Статистика подтверждает эту мысль Зиновьева. К моменту распада СССР сельское население России сократилось с 86 до 25 % (а реально крестьянским трудом занималась лишь половина жителей села), зато доля интеллигенции возросла с 2,7 до 30 % – в десять с лишним раз! Эти колоссальные подвижки имели поистине всенародный характер, начались они сразу же после революции, а особенно массовый характер обрели именно при Сталине, когда, по выражению современников, «Ванька попер» из деревни на верх социальной пирамиды, отодвигая в сторону не только недобитых «бывших», но и представителей нерусских национальностей, в том числе евреев. Достаточно ознакомиться с энциклопедией «Кто есть кто в истории СССР», составленной К.А. Залесским34, чтобы убедиться в том, что уже в 1930-1950-е годы абсолютное большинство выдающихся деятелей нашей страны – полководцев и политиков, партийных и хозяйственных функционеров, ученых, спортсменов, деятелей культуры и искусства – имели крестьянское происхождение.
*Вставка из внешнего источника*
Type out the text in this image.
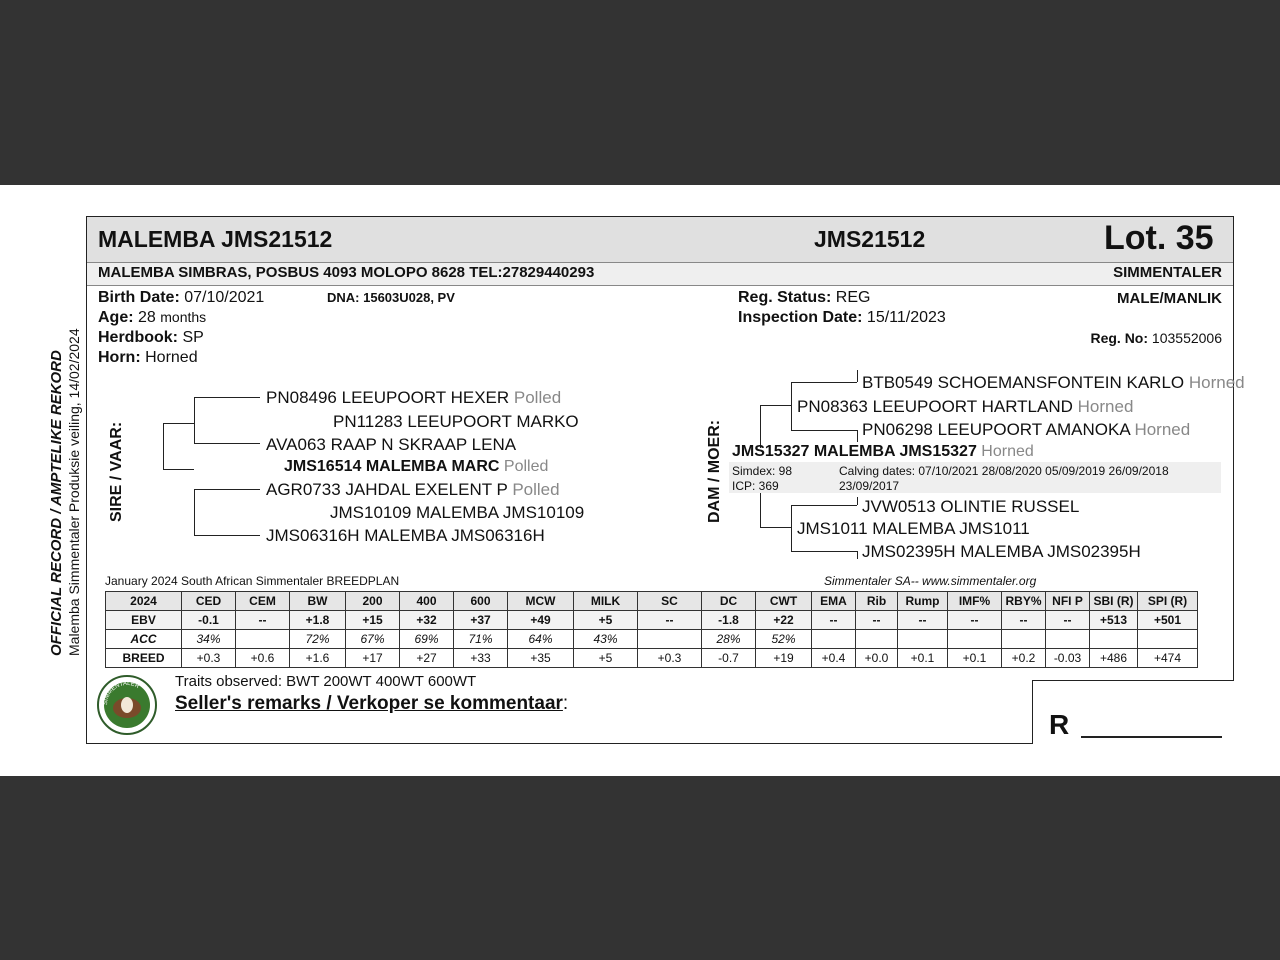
OFFICIAL RECORD / AMPTELIKE REKORD Malemba Simmentaler Produksie veiling, 14/02/2024
MALEMBA JMS21512	JMS21512	Lot. 35
MALEMBA SIMBRAS, POSBUS 4093 MOLOPO 8628 TEL:27829440293	SIMMENTALER
Birth Date: 07/10/2021	DNA: 15603U028, PV
Age: 28 months
Herdbook: SP
Horn: Horned
Reg. Status: REG
Inspection Date: 15/11/2023
MALE/MANLIK
Reg. No: 103552006
SIRE / VAAR:
PN08496 LEEUPOORT HEXER Polled
PN11283 LEEUPOORT MARKO
AVA063 RAAP N SKRAAP LENA
JMS16514 MALEMBA MARC Polled
AGR0733 JAHDAL EXELENT P Polled
JMS10109 MALEMBA JMS10109
JMS06316H MALEMBA JMS06316H
DAM / MOER:
BTB0549 SCHOEMANSFONTEIN KARLO Horned
PN08363 LEEUPOORT HARTLAND Horned
PN06298 LEEUPOORT AMANOKA Horned
JMS15327 MALEMBA JMS15327 Horned
Simdex: 98
ICP: 369
Calving dates: 07/10/2021 28/08/2020 05/09/2019 26/09/2018
23/09/2017
JVW0513 OLINTIE RUSSEL
JMS1011 MALEMBA JMS1011
JMS02395H MALEMBA JMS02395H
January 2024 South African Simmentaler BREEDPLAN	Simmentaler SA-- www.simmentaler.org
2024	CED	CEM	BW	200	400	600	MCW	MILK	SC	DC	CWT	EMA	Rib	Rump	IMF%	RBY%	NFI P	SBI (R)	SPI (R)
EBV	-0.1	--	+1.8	+15	+32	+37	+49	+5	--	-1.8	+22	--	--	--	--	--	--	+513	+501
ACC	34%		72%	67%	69%	71%	64%	43%		28%	52%								
BREED	+0.3	+0.6	+1.6	+17	+27	+33	+35	+5	+0.3	-0.7	+19	+0.4	+0.0	+0.1	+0.1	+0.2	-0.03	+486	+474
SIMMENTALER Traits observed: BWT 200WT 400WT 600WT
Seller's remarks / Verkoper se kommentaar:
R
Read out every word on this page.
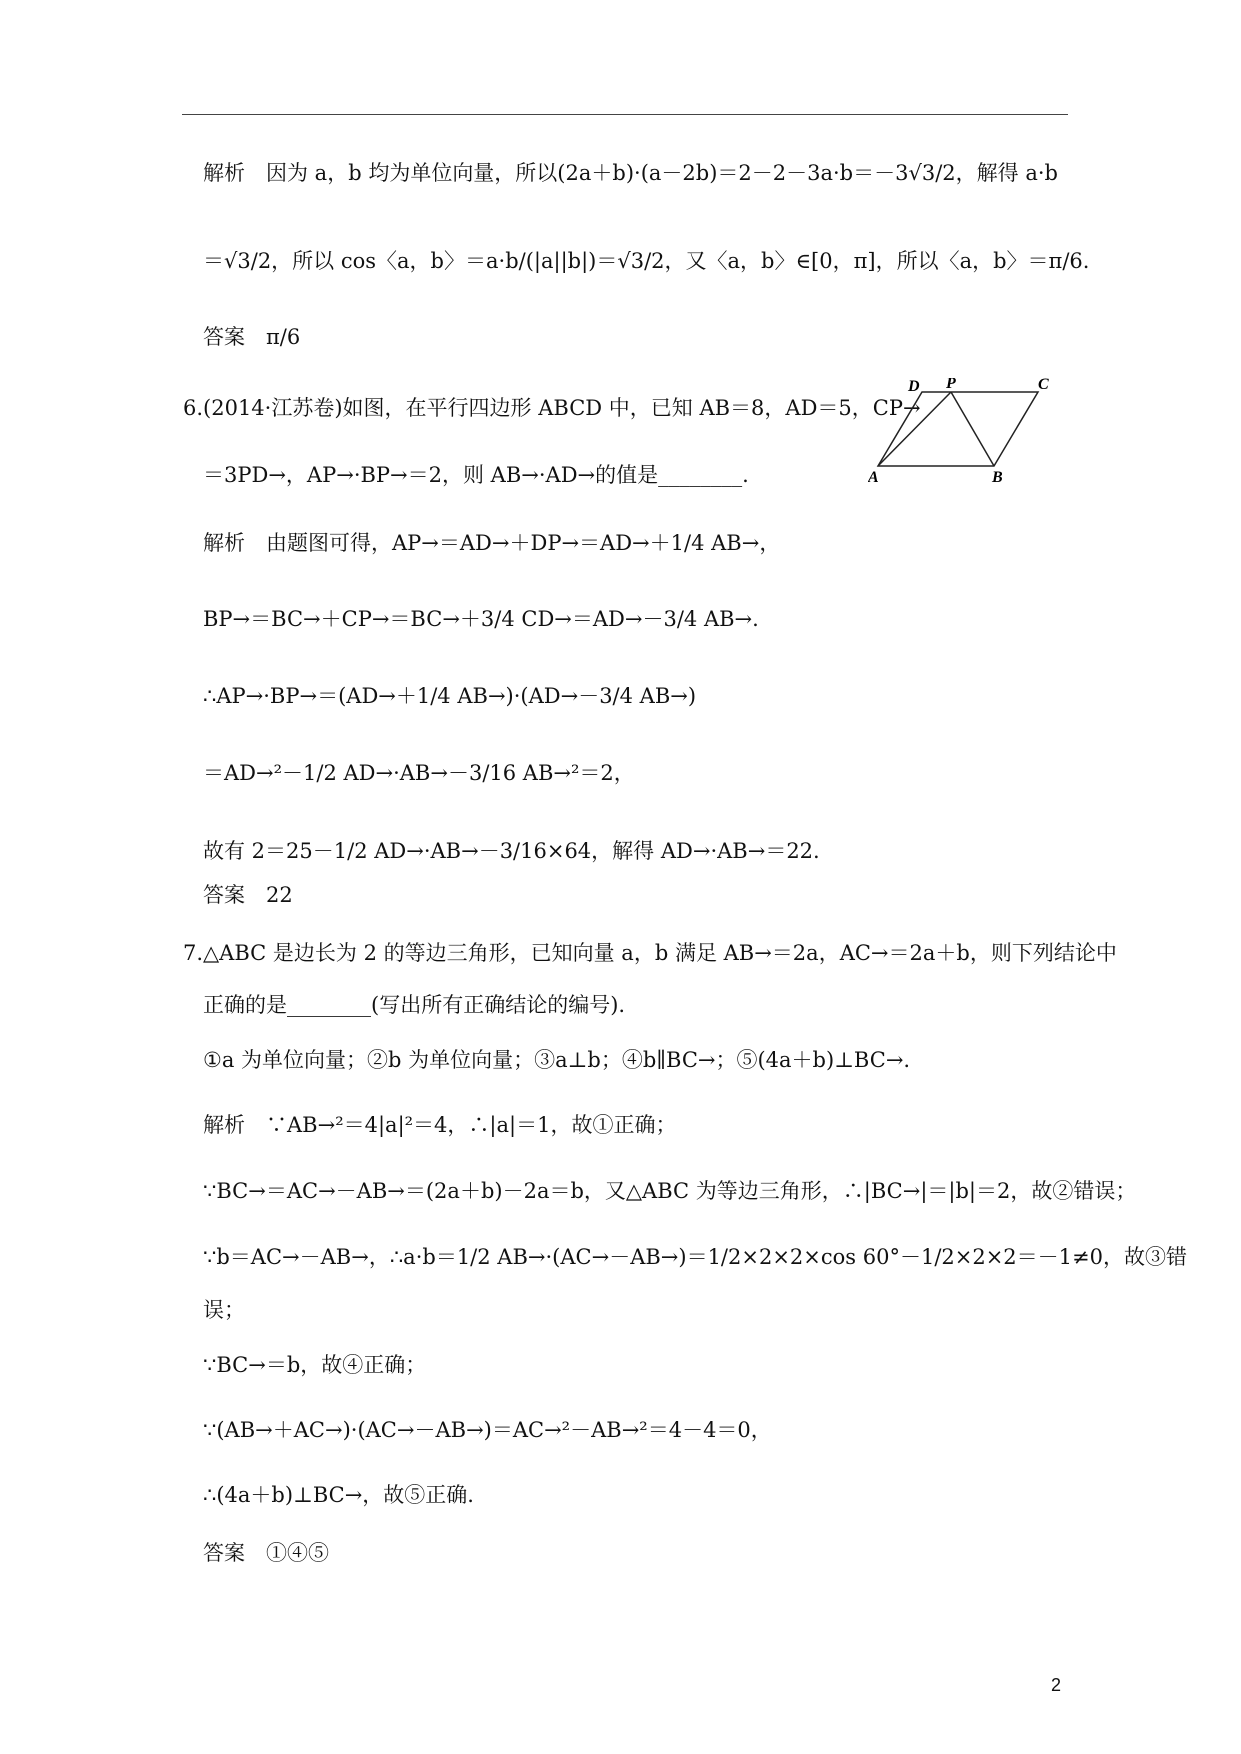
解析　因为 a，b 均为单位向量，所以(2a＋b)·(a－2b)＝2－2－3a·b＝－3√3/2，解得 a·b
＝√3/2，所以 cos〈a，b〉＝a·b/(|a||b|)＝√3/2，又〈a，b〉∈[0，π]，所以〈a，b〉＝π/6.
答案　π/6
6.(2014·江苏卷)如图，在平行四边形 ABCD 中，已知 AB＝8，AD＝5，CP→
＝3PD→，AP→·BP→＝2，则 AB→·AD→的值是________.
D P	C
A	B
解析　由题图可得，AP→＝AD→＋DP→＝AD→＋1/4 AB→，
BP→＝BC→＋CP→＝BC→＋3/4 CD→＝AD→－3/4 AB→.
∴AP→·BP→＝(AD→＋1/4 AB→)·(AD→－3/4 AB→)
＝AD→²－1/2 AD→·AB→－3/16 AB→²＝2，
故有 2＝25－1/2 AD→·AB→－3/16×64，解得 AD→·AB→＝22.
答案　22
7.△ABC 是边长为 2 的等边三角形，已知向量 a，b 满足 AB→＝2a，AC→＝2a＋b，则下列结论中
正确的是________(写出所有正确结论的编号).
①a 为单位向量；②b 为单位向量；③a⊥b；④b∥BC→；⑤(4a＋b)⊥BC→.
解析　∵AB→²＝4|a|²＝4，∴|a|＝1，故①正确；
∵BC→＝AC→－AB→＝(2a＋b)－2a＝b，又△ABC 为等边三角形，∴|BC→|＝|b|＝2，故②错误；
∵b＝AC→－AB→，∴a·b＝1/2 AB→·(AC→－AB→)＝1/2×2×2×cos 60°－1/2×2×2＝－1≠0，故③错
误；
∵BC→＝b，故④正确；
∵(AB→＋AC→)·(AC→－AB→)＝AC→²－AB→²＝4－4＝0，
∴(4a＋b)⊥BC→，故⑤正确.
答案　①④⑤
2
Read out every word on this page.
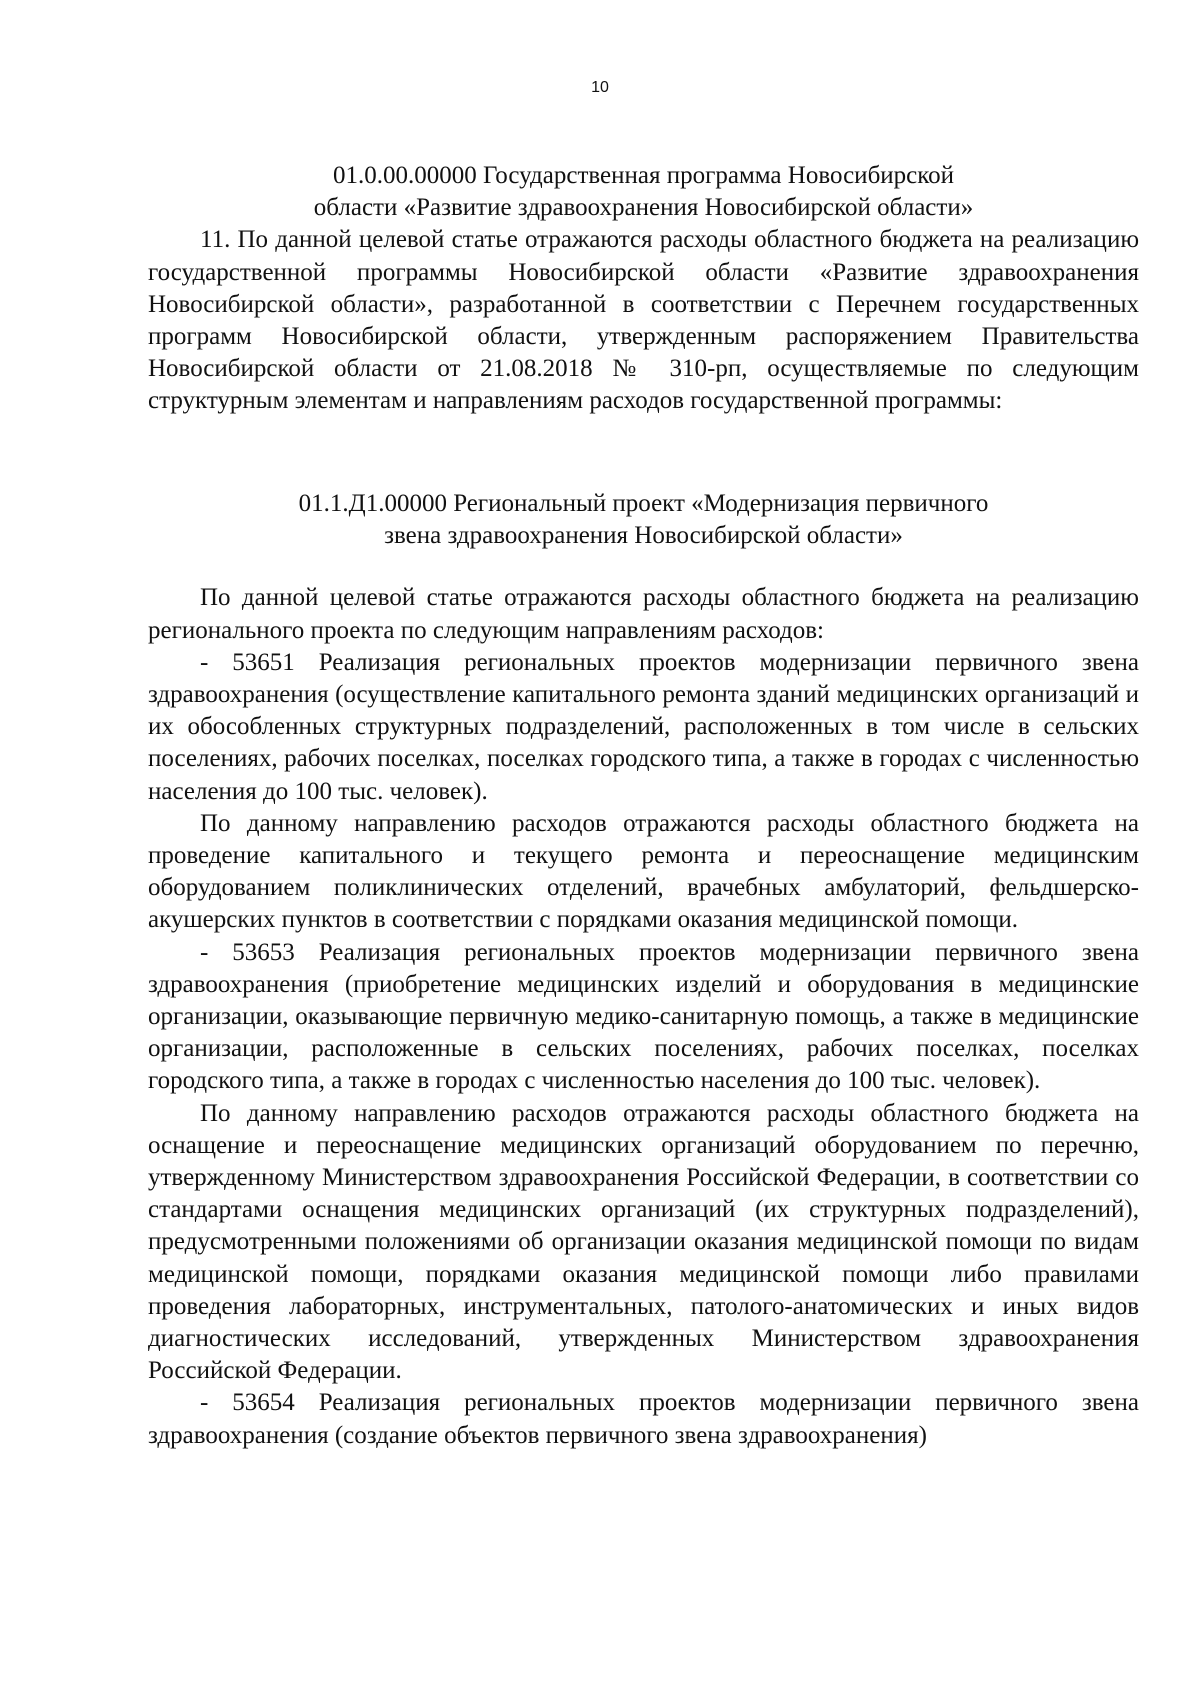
10

01.0.00.00000 Государственная программа Новосибирской
области «Развитие здравоохранения Новосибирской области»

11. По данной целевой статье отражаются расходы областного бюджета на реализацию государственной программы Новосибирской области «Развитие здравоохранения Новосибирской области», разработанной в соответствии с Перечнем государственных программ Новосибирской области, утвержденным распоряжением Правительства Новосибирской области от 21.08.2018 № 310-рп, осуществляемые по следующим структурным элементам и направлениям расходов государственной программы:

01.1.Д1.00000 Региональный проект «Модернизация первичного
звена здравоохранения Новосибирской области»

По данной целевой статье отражаются расходы областного бюджета на реализацию регионального проекта по следующим направлениям расходов:

- 53651 Реализация региональных проектов модернизации первичного звена здравоохранения (осуществление капитального ремонта зданий медицинских организаций и их обособленных структурных подразделений, расположенных в том числе в сельских поселениях, рабочих поселках, поселках городского типа, а также в городах с численностью населения до 100 тыс. человек).

По данному направлению расходов отражаются расходы областного бюджета на проведение капитального и текущего ремонта и переоснащение медицинским оборудованием поликлинических отделений, врачебных амбулаторий, фельдшерско-акушерских пунктов в соответствии с порядками оказания медицинской помощи.

- 53653 Реализация региональных проектов модернизации первичного звена здравоохранения (приобретение медицинских изделий и оборудования в медицинские организации, оказывающие первичную медико-санитарную помощь, а также в медицинские организации, расположенные в сельских поселениях, рабочих поселках, поселках городского типа, а также в городах с численностью населения до 100 тыс. человек).

По данному направлению расходов отражаются расходы областного бюджета на оснащение и переоснащение медицинских организаций оборудованием по перечню, утвержденному Министерством здравоохранения Российской Федерации, в соответствии со стандартами оснащения медицинских организаций (их структурных подразделений), предусмотренными положениями об организации оказания медицинской помощи по видам медицинской помощи, порядками оказания медицинской помощи либо правилами проведения лабораторных, инструментальных, патолого-анатомических и иных видов диагностических исследований, утвержденных Министерством здравоохранения Российской Федерации.

- 53654 Реализация региональных проектов модернизации первичного звена здравоохранения (создание объектов первичного звена здравоохранения)
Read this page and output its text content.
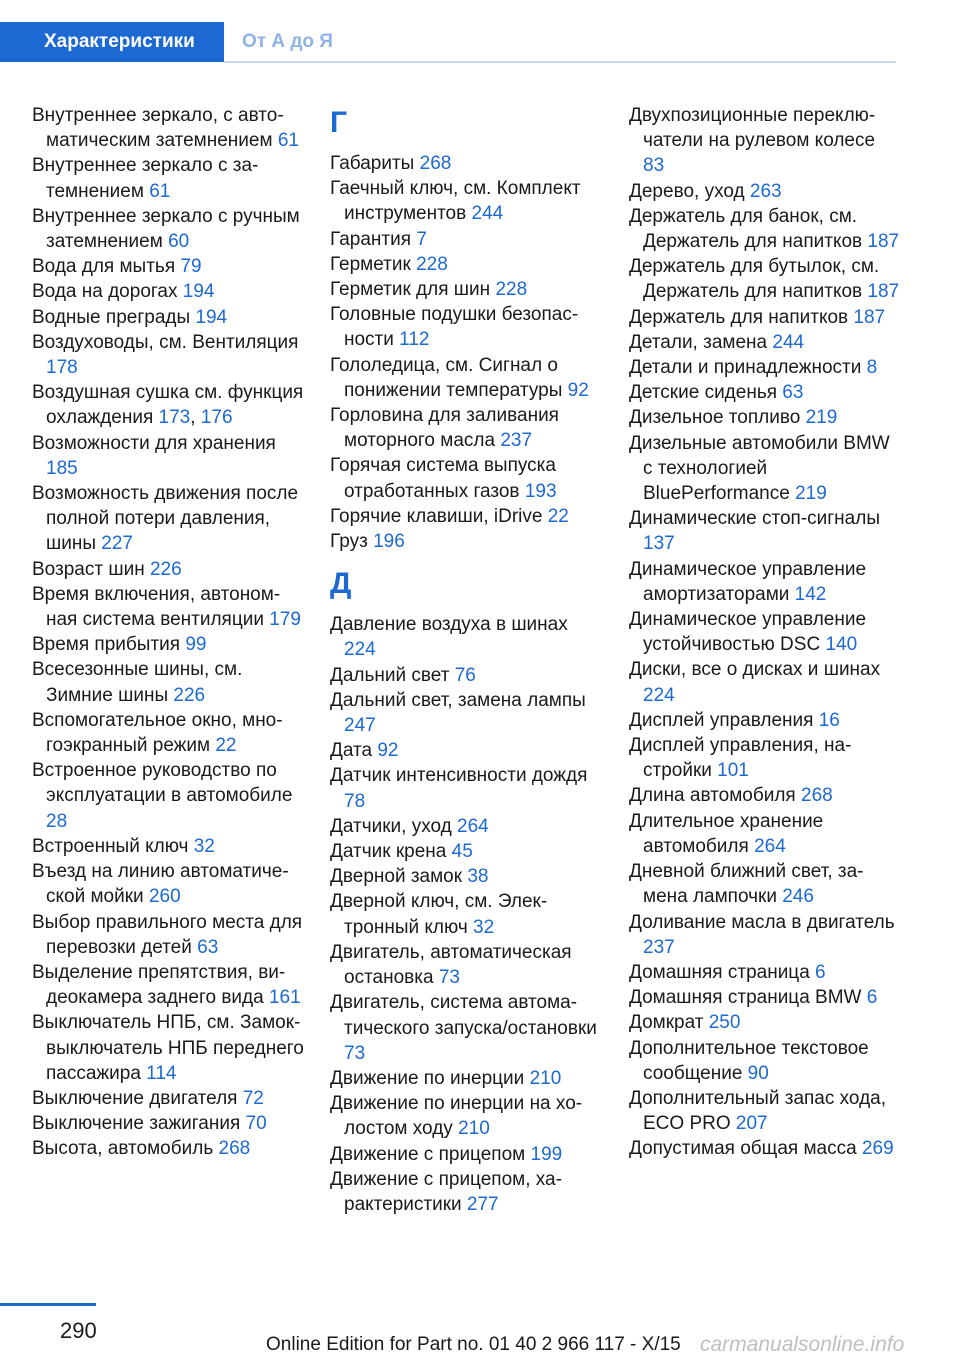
Характеристики	От А до Я

Внутреннее зеркало, с автоматическим затемнением 61

Внутреннее зеркало с затемнением 61

Внутреннее зеркало с ручным затемнением 60

Вода для мытья 79

Вода на дорогах 194

Водные преграды 194

Воздуховоды, см. Вентиляция 178

Воздушная сушка см. функция охлаждения 173, 176

Возможности для хранения 185

Возможность движения после полной потери давления, шины 227

Возраст шин 226

Время включения, автономная система вентиляции 179

Время прибытия 99

Всесезонные шины, см. Зимние шины 226

Вспомогательное окно, многоэкранный режим 22

Встроенное руководство по эксплуатации в автомобиле 28

Встроенный ключ 32

Въезд на линию автоматической мойки 260

Выбор правильного места для перевозки детей 63

Выделение препятствия, видеокамера заднего вида 161

Выключатель НПБ, см. Замок-выключатель НПБ переднего пассажира 114

Выключение двигателя 72

Выключение зажигания 70

Высота, автомобиль 268

Г

Габариты 268

Гаечный ключ, см. Комплект инструментов 244

Гарантия 7

Герметик 228

Герметик для шин 228

Головные подушки безопасности 112

Гололедица, см. Сигнал о понижении температуры 92

Горловина для заливания моторного масла 237

Горячая система выпуска отработанных газов 193

Горячие клавиши, iDrive 22

Груз 196

Д

Давление воздуха в шинах 224

Дальний свет 76

Дальний свет, замена лампы 247

Дата 92

Датчик интенсивности дождя 78

Датчики, уход 264

Датчик крена 45

Дверной замок 38

Дверной ключ, см. Электронный ключ 32

Двигатель, автоматическая остановка 73

Двигатель, система автоматического запуска/остановки 73

Движение по инерции 210

Движение по инерции на холостом ходу 210

Движение с прицепом 199

Движение с прицепом, характеристики 277

Двухпозиционные переключатели на рулевом колесе 83

Дерево, уход 263

Держатель для банок, см. Держатель для напитков 187

Держатель для бутылок, см. Держатель для напитков 187

Держатель для напитков 187

Детали, замена 244

Детали и принадлежности 8

Детские сиденья 63

Дизельное топливо 219

Дизельные автомобили BMW с технологией BluePerformance 219

Динамические стоп-сигналы 137

Динамическое управление амортизаторами 142

Динамическое управление устойчивостью DSC 140

Диски, все о дисках и шинах 224

Дисплей управления 16

Дисплей управления, настройки 101

Длина автомобиля 268

Длительное хранение автомобиля 264

Дневной ближний свет, замена лампочки 246

Доливание масла в двигатель 237

Домашняя страница 6

Домашняя страница BMW 6

Домкрат 250

Дополнительное текстовое сообщение 90

Дополнительный запас хода, ECO PRO 207

Допустимая общая масса 269

290
Online Edition for Part no. 01 40 2 966 117 - X/15 carmanualsonline.info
Объективно оценивать Сталина (как и Ивана Грозного, Петра Первого, Александра Третьего) Сергеев не может и не хочет, считая наиболее точной формулировку британского историка Джеффри Хоскинга: «Советское общество было задумано как эгалитарное общество, основанное на изобилии, на деле же оно стало иерархическим обществом, основанном на скудости» (501). А из-за этого и весь советский период видится ему исключительно в мрачных тонах. Предвзятость Сергеева следует тут не только из того, что эгалитарного общества не было и нет (и никогда не будет) не только в СССР, но и нигде в мире, но и из той ностальгии по СССР, по советскому строю, которая широчайше распространена в старших поколениях нашего народа и набирает популярность у младших. Все ведь познается в сравнении…
Но вот с чем я склонен полностью согласиться, так это с тем, что СССР был государством за счет русских, хотя и не для русских (глава «Позитивная дискриминация»). Однако должен заявить: трактовка СССР как антирусского государства (я ее разделяю) принципиально не совместима с трактовкой Октябрьской революции как русской. Что-нибудь одно из двух. Можно понять, как нерусская революция привела к созданию антирусского СССР, но постичь, как русская революция обернулась против русских – это, уж простите, никакой логикой невозможно. Хотя, конечно, и снять с русского народа вину за приход большевиков к власти в России – тоже невозможно. Такой вот парадокс истории…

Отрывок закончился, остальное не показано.